Em suas redes sociais, Flávio admitiu ter mantido contato com Vorcaro por quase um ano e articulado apoio financeiro para a produção do filme, mas sustentou que se tratava de “patrocínio privado” para uma obra também privada, sem uso de dinheiro público. O senador negou ter oferecido vantagens indevidas, intermediado negócios com o governo ou recebido qualquer valor pessoalmente.
A controvérsia aumentou porque, de acordo com a CNN Brasil, a Polícia Federal passou a apurar se parte dos recursos solicitados por Flávio a Vorcaro teria sido usada para custear despesas do ex-deputado Eduardo Bolsonaro (PL-SP), que vive nos Estados Unidos. A suspeita é tratada, até o momento, como linha de investigação, e não como conclusão formal das autoridades.
O ponto central da apuração é o caminho do dinheiro. A CNN informou que Vorcaro chegou a pagar R$ 61 milhões e que Flávio teria cobrado, em áudio, novos repasses para viabilizar o filme. A suspeita sobre Eduardo surgiu após a produtora do longa negar ter recebido recursos do Banco Master, em contraste com informações sobre transferência de US$ 2 milhões para o fundo Havengate Development Fund LP, sediado no Texas e administrado por advogado ligado à defesa de Eduardo.

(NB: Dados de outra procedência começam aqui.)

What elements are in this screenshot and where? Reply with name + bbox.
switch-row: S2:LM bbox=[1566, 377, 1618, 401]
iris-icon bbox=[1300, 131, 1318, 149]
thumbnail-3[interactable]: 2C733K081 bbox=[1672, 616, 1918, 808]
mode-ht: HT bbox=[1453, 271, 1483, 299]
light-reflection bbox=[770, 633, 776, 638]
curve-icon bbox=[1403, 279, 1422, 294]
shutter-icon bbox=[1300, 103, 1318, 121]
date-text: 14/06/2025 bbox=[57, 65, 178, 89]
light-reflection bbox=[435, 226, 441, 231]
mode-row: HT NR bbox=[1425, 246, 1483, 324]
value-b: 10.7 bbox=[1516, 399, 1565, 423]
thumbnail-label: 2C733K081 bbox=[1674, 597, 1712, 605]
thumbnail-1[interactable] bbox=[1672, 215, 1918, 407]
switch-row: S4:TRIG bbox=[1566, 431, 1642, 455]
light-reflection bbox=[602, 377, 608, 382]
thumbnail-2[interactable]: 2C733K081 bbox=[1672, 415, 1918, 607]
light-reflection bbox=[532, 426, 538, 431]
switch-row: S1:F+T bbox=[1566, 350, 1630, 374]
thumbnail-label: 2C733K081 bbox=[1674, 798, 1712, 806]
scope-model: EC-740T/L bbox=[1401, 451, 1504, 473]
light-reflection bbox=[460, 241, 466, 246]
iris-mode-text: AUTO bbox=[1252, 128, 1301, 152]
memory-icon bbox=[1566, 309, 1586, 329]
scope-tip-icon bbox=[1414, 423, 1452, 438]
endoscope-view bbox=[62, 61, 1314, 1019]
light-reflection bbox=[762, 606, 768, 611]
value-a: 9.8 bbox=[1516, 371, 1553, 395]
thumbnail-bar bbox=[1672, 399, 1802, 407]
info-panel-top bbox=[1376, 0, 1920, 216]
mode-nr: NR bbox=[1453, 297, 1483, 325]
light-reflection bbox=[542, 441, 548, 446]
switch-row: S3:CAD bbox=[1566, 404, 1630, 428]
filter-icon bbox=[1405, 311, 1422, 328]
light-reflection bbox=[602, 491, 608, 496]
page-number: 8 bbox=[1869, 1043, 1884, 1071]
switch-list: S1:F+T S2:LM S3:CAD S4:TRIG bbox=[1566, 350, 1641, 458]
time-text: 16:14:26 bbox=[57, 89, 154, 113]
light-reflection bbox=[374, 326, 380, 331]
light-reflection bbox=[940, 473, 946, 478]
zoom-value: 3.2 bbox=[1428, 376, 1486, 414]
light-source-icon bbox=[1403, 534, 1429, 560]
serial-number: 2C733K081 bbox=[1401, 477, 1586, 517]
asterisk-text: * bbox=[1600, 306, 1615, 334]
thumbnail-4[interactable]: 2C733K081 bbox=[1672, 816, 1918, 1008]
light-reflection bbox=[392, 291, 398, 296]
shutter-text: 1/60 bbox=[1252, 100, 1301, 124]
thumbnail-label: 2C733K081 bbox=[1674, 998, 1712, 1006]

Eduardo Bolsonaro negou ter recebido dinheiro de Daniel Vorcaro ou de fundo ligado ao ex-banqueiro. Em manifestação publicada nas redes sociais, ele afirmou que a história “não se sustenta” e disse ter explicado às autoridades norte-americanas a origem de seus recursos em seu processo migratório.
Além da Polícia Federal, o caso chegou ao Conselho de Controle de Atividades Financeiras (Coaf). O líder do PT na Câmara, deputado Pedro Uczai (SC), protocolou pedido de investigação para que o órgão rastreie a destinação dos valores. Na representação, o parlamentar afirma que os R$ 61 milhões repassados por Vorcaro teriam sido usados para custear Eduardo Bolsonaro e sua família nos Estados Unidos, alegação que ainda depende de apuração pelas autoridades competentes.
Deputados governistas também pediram que a Polícia Federal siga o caminho do dinheiro. O deputado Lindbergh Farias (PT-RJ) apresentou notícia de fato para apurar possível uso de recursos de Vorcaro no financiamento de uma estrutura internacional de apoio político ligada à família Bolsonaro nos Estados Unidos.
Flávio Bolsonaro, por sua vez, voltou a defender a legalidade da relação com Vorcaro. Nesta sexta-feira (15), afirmou que buscava investidores privados para o filme e disse que o banqueiro, à época, circulava em diferentes ambientes políticos, empresariais e midiáticos. O senador declarou ainda que “não tem que justificar nada para ninguém” e reiterou que o aporte seria investimento privado.
O caso também produziu efeitos políticos imediatos. A Folha de S.Paulo informou que setores do Centrão passaram a pregar cautela em relação a uma eventual aliança com Flávio Bolsonaro, aguardando novas pesquisas e possíveis desdobramentos da investigação. Integrantes de partidos como União Brasil, Progressistas e Republicanos avaliam o impacto da crise antes de avançar em composições eleitorais.
A apuração, portanto, tem duas frentes principais: a primeira busca esclarecer a natureza do repasse feito por Vorcaro ao projeto cinematográfico; a segunda tenta identificar se houve desvio de finalidade dos valores para bancar despesas de Eduardo Bolsonaro nos Estados Unidos. Até agora, Flávio e Eduardo negam irregularidades, enquanto a Polícia Federal, o Coaf e parlamentares cobram rastreamento financeiro para esclarecer a origem, o destino e a finalidade dos recursos.